ええと、なんでこいつ家にいるの。もう通報済みか。でもよく考えたらちびに公衆電話を使えるような小銭もあげてないし、携帯ももちろん渡してない。その辺の人間に頼んだか?巨人が、居たって。そっか、こいつ喰種ってものを知らないのか。
だとしてもだ、人食ってたやつの家に帰るか?人類最強の兵士のくせに。さっきのことは夢だとか脳内で処理されたのかな。それはそれで都合はいいんだけど。
「どこからどこまでうそだったんだ」
「へ?何が」
「何がって…」
わかるだろ。
びっくりしたからつい聞き返してしまった。確かに、この状況で何が?はないな。
というか、追求しないんじゃなかったのかよ。そう言われたわけでもないけどさ。けどこんな普通な感じに接しられたら無かったことにすることにしたのかなとか思うだろ。
「どこまで嘘だったんだと思う?」
逆に聞いてみた。自分がなにをしたいのか、私にもよく分からない。もしかして、はぐらかしたいのか。
…無理じゃね?
「ぜんぶ」
容赦ないな。さすがの私でも、何から何まで嘘をつけるほどの想像力はないぞ。
どうしよう。ここが未来だっていう嘘は貫き通した方がいいかな。本当のことを言う意味も特にないし。じゃあ、あと嘘ついたのなんだっけ。あー、未来人はなにも食べないんだよとか言った気がする。今度は、未来人は人間を食べて生きてるんだよとか言ってみようか。外に出たら人間が普通に野菜とかパンとか食べてるところを目にするだろうけどね。あれは人間の肉を加工したものなんだよ、とでも誤魔化す?
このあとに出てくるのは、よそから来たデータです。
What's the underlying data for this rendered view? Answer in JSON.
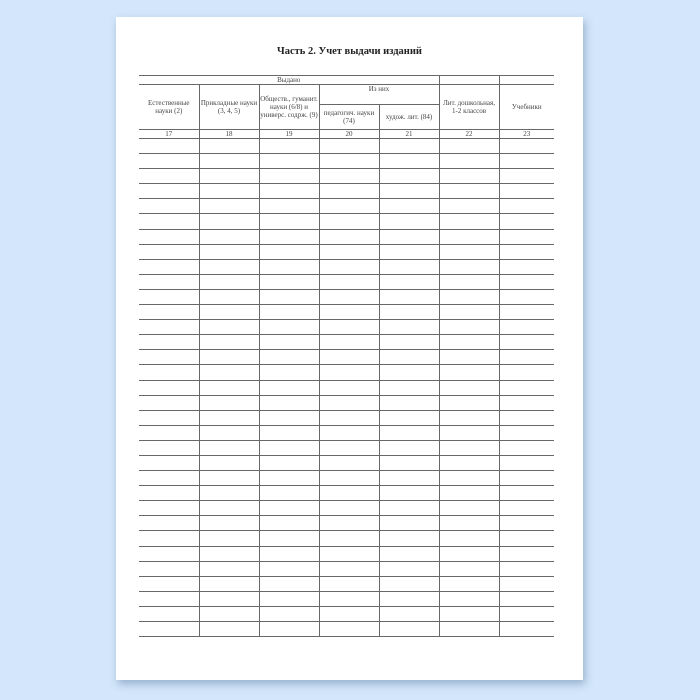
{
  "title": "Часть 2. Учет выдачи изданий",
  "table": {
    "group_issued": "Выдано",
    "subgroup_of_them": "Из них",
    "columns": {
      "natural": "Естественные науки (2)",
      "applied": "Прикладные науки (3, 4, 5)",
      "social": "Обществ., гуманит. науки (6/8) и универс. содрж. (9)",
      "pedagogical": "педагогич. науки (74)",
      "fiction": "худож. лит. (84)",
      "preschool": "Лит. дошкольная, 1-2 классов",
      "textbooks": "Учебники"
    },
    "numbers": [
      "17",
      "18",
      "19",
      "20",
      "21",
      "22",
      "23"
    ]
  }
}
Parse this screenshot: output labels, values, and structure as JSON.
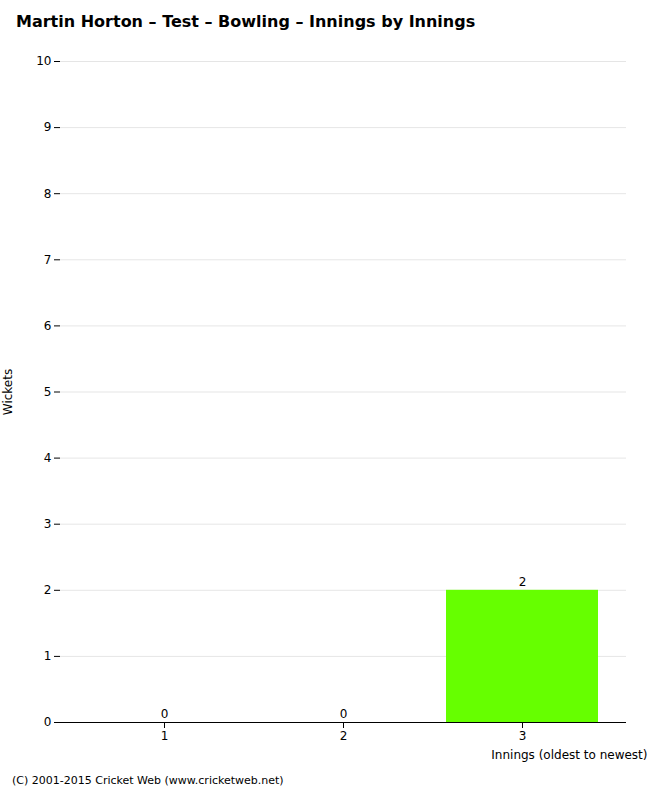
{
  "chart_data": {
    "type": "bar",
    "title": "Martin Horton – Test – Bowling – Innings by Innings",
    "xlabel": "Innings (oldest to newest)",
    "ylabel": "Wickets",
    "categories": [
      1,
      2,
      3
    ],
    "values": [
      0,
      0,
      2
    ],
    "color": "#66ff00",
    "ylim": [
      0,
      10
    ],
    "yticks": [
      0,
      1,
      2,
      3,
      4,
      5,
      6,
      7,
      8,
      9,
      10
    ],
    "grid": true,
    "data_labels": true,
    "annotations": [
      "(C) 2001-2015 Cricket Web (www.cricketweb.net)"
    ]
  }
}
でも、こいつからしたら未来の世界は巨人に乗っ取られているって言われるようなものなんだよな。そんな嘘、私だけの都合でついていいのか。
「リヴァイ」
私は、ちびの顔を見た。ちびは、最初から私の顔を見ていた。
「私、人間じゃないんだ。人間を、食べて生きている」
相槌はない。しかし表情も変わらない。
「生まれつき、人間を食べないと生きていけない。そういう生き物なの、私達は」
ごくんと、唾を飲んだのは、私だったかリヴァイだったか。
「巨人なのか」
「巨人じゃない。喰種っていう生き物」
「…ぐーる」
私もこいつも、一体なにがしたいんだろうね。
「おまえ、俺も食べるのか」
「うん。逃げるなら今の内かもよ」
「にげても殺すんだろ」
「うん。そうかも」
「…じゃあ、にげない」
そうか。こいつ、まだ兵士でもなんでもないんだっけ。人類最強なんかでもない。ただの、ちっちゃいだけのこどもだ。
「ここにいる」
こいつの心臓は、こいつだけのものだった。まだ。